### Video Information Extracting with Qwen2.5-Omni

This notebook demonstrates how to use Qwen2.5-Omni to obtain information from the video stream.

In [None]:
!pip install git+https://github.com/huggingface/transformers@f742a644ca32e65758c3adb36225aef1731bd2a8
!pip install qwen-omni-utils
!pip install openai
!pip install flash-attn --no-build-isolation

In [None]:
from qwen_omni_utils import process_mm_info

# @title inference function
def inference(video_path, prompt, sys_prompt):
    messages = [
        {"role": "system", "content": sys_prompt},
        {"role": "user", "content": [
                {"type": "text", "text": prompt},
                {"type": "video", "video": video_path},
            ]
        },
    ]
    text = processor.apply_chat_template(messages, tokenize=False, add_generation_prompt=True)
    # image_inputs, video_inputs = process_vision_info([messages])
    audios, images, videos = process_mm_info(messages, use_audio_in_video=False)
    inputs = processor(text=text, audios=audios, images=images, videos=videos, return_tensors="pt", padding=True, use_audio_in_video=False)
    inputs = inputs.to(model.device).to(model.dtype)

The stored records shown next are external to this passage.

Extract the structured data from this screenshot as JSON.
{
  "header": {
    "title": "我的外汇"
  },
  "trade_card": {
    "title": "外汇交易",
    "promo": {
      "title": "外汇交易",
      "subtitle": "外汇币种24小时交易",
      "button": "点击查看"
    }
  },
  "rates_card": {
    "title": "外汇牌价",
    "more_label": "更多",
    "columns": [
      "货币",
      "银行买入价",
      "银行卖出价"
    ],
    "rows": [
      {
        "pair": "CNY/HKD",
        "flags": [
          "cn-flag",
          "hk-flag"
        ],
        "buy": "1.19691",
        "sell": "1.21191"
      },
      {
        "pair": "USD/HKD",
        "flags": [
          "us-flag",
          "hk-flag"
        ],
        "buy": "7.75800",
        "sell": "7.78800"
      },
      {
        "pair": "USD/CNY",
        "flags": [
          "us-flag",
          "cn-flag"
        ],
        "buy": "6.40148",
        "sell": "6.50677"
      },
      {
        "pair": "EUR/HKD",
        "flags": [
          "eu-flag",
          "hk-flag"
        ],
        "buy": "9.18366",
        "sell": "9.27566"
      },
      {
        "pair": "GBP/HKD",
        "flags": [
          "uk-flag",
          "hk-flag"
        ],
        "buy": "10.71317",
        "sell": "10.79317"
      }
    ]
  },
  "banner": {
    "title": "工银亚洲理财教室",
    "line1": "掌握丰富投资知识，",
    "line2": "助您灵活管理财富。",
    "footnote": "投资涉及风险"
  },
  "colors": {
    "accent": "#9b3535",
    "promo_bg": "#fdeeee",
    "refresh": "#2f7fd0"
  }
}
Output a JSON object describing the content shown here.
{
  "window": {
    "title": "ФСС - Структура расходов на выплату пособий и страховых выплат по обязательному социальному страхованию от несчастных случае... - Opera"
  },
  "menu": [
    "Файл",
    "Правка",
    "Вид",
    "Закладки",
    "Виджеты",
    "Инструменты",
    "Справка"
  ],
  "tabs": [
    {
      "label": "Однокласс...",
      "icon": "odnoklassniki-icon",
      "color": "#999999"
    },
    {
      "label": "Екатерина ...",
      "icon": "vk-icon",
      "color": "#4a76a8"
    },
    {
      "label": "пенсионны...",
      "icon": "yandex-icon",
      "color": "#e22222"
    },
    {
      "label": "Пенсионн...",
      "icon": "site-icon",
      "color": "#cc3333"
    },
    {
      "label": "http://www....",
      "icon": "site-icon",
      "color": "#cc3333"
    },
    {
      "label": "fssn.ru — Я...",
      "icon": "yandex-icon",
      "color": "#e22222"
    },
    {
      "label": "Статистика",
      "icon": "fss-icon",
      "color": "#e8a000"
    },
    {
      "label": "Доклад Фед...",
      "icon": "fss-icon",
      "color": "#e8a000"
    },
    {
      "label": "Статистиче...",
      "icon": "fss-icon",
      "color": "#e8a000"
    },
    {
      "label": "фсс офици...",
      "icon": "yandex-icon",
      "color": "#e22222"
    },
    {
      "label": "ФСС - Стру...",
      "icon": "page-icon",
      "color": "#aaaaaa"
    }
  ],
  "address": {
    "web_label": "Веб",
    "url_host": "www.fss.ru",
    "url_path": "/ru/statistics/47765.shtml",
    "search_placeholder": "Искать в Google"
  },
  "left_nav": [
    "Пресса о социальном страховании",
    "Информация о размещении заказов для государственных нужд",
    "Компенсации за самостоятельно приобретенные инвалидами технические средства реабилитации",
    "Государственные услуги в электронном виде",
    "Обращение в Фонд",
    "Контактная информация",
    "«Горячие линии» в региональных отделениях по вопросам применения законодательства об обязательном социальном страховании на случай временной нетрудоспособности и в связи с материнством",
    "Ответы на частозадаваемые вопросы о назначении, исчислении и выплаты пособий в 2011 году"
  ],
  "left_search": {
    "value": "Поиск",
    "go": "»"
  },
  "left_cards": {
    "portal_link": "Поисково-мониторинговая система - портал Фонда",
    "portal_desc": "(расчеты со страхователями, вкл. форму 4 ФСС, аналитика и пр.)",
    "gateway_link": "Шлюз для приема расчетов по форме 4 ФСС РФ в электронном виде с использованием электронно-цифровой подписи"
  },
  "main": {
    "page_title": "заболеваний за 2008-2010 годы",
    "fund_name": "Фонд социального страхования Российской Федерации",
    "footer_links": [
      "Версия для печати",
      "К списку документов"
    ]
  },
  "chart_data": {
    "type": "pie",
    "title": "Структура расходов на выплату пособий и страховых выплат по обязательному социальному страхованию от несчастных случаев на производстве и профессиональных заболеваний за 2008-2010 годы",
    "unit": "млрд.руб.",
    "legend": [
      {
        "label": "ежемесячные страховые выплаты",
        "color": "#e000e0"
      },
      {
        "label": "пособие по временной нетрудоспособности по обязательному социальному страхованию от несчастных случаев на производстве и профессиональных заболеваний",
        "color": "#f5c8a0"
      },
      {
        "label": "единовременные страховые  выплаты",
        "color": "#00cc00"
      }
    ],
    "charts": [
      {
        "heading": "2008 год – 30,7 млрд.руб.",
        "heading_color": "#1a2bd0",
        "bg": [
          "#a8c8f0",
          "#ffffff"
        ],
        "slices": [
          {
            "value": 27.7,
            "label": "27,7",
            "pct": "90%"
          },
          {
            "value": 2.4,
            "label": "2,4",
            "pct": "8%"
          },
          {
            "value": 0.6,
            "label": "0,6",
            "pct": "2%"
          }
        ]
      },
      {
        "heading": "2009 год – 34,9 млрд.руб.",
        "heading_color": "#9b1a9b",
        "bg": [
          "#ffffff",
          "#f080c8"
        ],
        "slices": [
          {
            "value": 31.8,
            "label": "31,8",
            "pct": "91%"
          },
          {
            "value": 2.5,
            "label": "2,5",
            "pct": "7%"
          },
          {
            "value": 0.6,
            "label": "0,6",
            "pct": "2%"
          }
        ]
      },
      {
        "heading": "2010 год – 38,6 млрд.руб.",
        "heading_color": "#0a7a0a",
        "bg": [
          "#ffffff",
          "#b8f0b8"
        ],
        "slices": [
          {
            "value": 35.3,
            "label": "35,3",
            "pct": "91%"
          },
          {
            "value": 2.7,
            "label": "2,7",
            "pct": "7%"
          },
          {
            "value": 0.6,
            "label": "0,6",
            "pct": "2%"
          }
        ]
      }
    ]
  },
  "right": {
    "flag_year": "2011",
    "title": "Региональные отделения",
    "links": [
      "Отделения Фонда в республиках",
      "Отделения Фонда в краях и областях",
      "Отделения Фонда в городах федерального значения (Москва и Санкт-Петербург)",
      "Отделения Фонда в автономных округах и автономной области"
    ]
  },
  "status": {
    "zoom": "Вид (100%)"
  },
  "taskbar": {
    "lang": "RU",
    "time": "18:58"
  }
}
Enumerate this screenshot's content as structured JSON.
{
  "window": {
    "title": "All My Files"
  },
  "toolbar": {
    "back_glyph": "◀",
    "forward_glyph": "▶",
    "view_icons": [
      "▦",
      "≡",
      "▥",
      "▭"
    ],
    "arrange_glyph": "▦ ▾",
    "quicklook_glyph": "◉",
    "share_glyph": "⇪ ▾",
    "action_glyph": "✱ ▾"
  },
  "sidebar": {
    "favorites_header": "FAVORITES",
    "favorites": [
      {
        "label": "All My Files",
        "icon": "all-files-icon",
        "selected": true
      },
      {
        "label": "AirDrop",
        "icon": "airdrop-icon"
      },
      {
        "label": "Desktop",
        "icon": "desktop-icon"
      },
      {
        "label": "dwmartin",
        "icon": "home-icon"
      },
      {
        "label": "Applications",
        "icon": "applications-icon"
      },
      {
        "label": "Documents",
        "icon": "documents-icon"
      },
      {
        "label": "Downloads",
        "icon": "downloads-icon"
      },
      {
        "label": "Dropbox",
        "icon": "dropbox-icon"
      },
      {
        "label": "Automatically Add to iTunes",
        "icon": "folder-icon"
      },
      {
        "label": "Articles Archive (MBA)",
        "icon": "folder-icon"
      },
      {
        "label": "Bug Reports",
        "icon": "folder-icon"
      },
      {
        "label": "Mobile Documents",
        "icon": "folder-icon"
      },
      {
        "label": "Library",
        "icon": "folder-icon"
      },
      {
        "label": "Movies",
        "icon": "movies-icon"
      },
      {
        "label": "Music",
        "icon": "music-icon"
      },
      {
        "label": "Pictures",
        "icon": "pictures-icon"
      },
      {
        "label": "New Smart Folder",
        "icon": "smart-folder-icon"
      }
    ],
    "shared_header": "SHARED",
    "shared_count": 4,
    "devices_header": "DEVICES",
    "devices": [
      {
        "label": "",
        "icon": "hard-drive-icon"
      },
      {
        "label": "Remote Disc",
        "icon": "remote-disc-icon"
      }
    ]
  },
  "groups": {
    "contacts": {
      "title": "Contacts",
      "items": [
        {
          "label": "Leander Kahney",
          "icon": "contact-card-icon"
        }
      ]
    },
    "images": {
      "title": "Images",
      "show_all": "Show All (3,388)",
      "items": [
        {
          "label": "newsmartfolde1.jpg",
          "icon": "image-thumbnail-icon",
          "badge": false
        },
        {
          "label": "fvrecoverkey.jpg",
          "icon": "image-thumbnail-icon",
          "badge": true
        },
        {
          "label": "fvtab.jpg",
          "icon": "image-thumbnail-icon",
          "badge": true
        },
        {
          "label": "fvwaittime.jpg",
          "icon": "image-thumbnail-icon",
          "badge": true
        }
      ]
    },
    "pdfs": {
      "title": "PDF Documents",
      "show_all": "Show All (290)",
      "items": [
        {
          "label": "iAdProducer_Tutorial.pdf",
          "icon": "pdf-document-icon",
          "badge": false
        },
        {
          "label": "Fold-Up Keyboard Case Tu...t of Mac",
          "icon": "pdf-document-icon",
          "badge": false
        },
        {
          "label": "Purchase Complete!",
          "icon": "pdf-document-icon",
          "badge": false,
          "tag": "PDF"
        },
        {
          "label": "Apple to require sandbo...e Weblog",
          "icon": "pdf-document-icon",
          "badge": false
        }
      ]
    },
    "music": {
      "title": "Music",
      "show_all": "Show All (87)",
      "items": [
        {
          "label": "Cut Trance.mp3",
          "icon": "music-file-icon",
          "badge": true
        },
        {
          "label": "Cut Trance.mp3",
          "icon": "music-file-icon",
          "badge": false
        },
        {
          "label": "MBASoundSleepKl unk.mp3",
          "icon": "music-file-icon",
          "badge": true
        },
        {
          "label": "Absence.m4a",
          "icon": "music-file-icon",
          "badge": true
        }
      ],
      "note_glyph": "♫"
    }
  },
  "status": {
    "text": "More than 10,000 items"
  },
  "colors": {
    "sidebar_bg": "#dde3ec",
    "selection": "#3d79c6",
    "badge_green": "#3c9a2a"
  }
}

    output = model.generate(**inputs, use_audio_in_video=False, return_audio=False)

    text = processor.batch_decode(output, skip_special_tokens=True, clean_up_tokenization_spaces=False)
    return text



Load model and processors.

In [3]:
import torch
from transformers import Qwen2_5OmniModel, Qwen2_5OmniProcessor

model_path = "Qwen/Qwen2.5-Omni-7B"
model = Qwen2_5OmniModel.from_pretrained(
    model_path,
    torch_dtype=torch.bfloat16,
    device_map="auto",
    attn_implementation="flash_attention_2",
)
processor = Qwen2_5OmniProcessor.from_pretrained(model_path)

  from .autonotebook import tqdm as notebook_tqdm
2025-03-22 17:20:02.523530: I tensorflow/core/util/port.cc:113] oneDNN custom operations are on. You may see slightly different numerical results due to floating-point round-off errors from different computation orders. To turn them off, set the environment variable `TF_ENABLE_ONEDNN_OPTS=0`.
2025-03-22 17:20:02.556178: E external/local_xla/xla/stream_executor/cuda/cuda_dnn.cc:9261] Unable to register cuDNN factory: Attempting to register factory for plugin cuDNN when one has already been registered
2025-03-22 17:20:02.556202: E external/local_xla/xla/stream_executor/cuda/cuda_fft.cc:607] Unable to register cuFFT factory: Attempting to register factory for plugin cuFFT when one has already been registered
2025-03-22 17:20:02.557034: E external/local_xla/xla/stream_executor/cuda/cuda_blas.cc:1515] Unable to register cuBLAS factory: Attempting to register factory for plugin cuBLAS when one has already been registered
2025-03-22 17:20:02.5

In [4]:
from IPython.display import Video

#### Question 1

In [None]:
video_path = "https://qianwen-res.oss-cn-beijing.aliyuncs.com/Qwen2.5-Omni/shopping.mp4"
prompt = "How many kind of drinks can you see in the video?"

display(Video(video_path, width=640, height=360))

## Use a local HuggingFace model to inference.
response = inference(video_path, prompt=prompt, sys_prompt="You are a helpful assistant.")
print(response[0])

qwen-vl-utils using torchvision to read video.


system
You are a helpful assistant.
user
How many kind of drinks can you see in the video?
assistant
There are five different kinds of drinks visible in the video.


#### Question 2

In [None]:
video_path = "https://qianwen-res.oss-cn-beijing.aliyuncs.com/Qwen2.5-Omni/shopping.mp4"
prompt = "How many bottles of drinks have I picked up?"

display(Video(video_path, width=640, height=360))

## Use a local HuggingFace model to inference.
response = inference(video_path, prompt=prompt, sys_prompt="You are a helpful assistant.")
print(response[0])



system
You are a helpful assistant.
user
How many bottles of drinks have I picked up?
assistant
You have picked up two bottles of drinks.


#### Question 3

In [None]:
video_path = "https://qianwen-res.oss-cn-beijing.aliyuncs.com/Qwen2.5-Omni/shopping.mp4"
prompt = "How many milliliters are there in the bottle I picked up second time?"

display(Video(video_path, width=640, height=360))

## Use a local HuggingFace model to inference.
response = inference(video_path, prompt=prompt, sys_prompt="You are a helpful assistant.")
print(response[0])



system
You are a helpful assistant.
user
How many milliliters are there in the bottle I picked up second time?
assistant
The bottle you picked up second time contains 500 milliliters of liquid.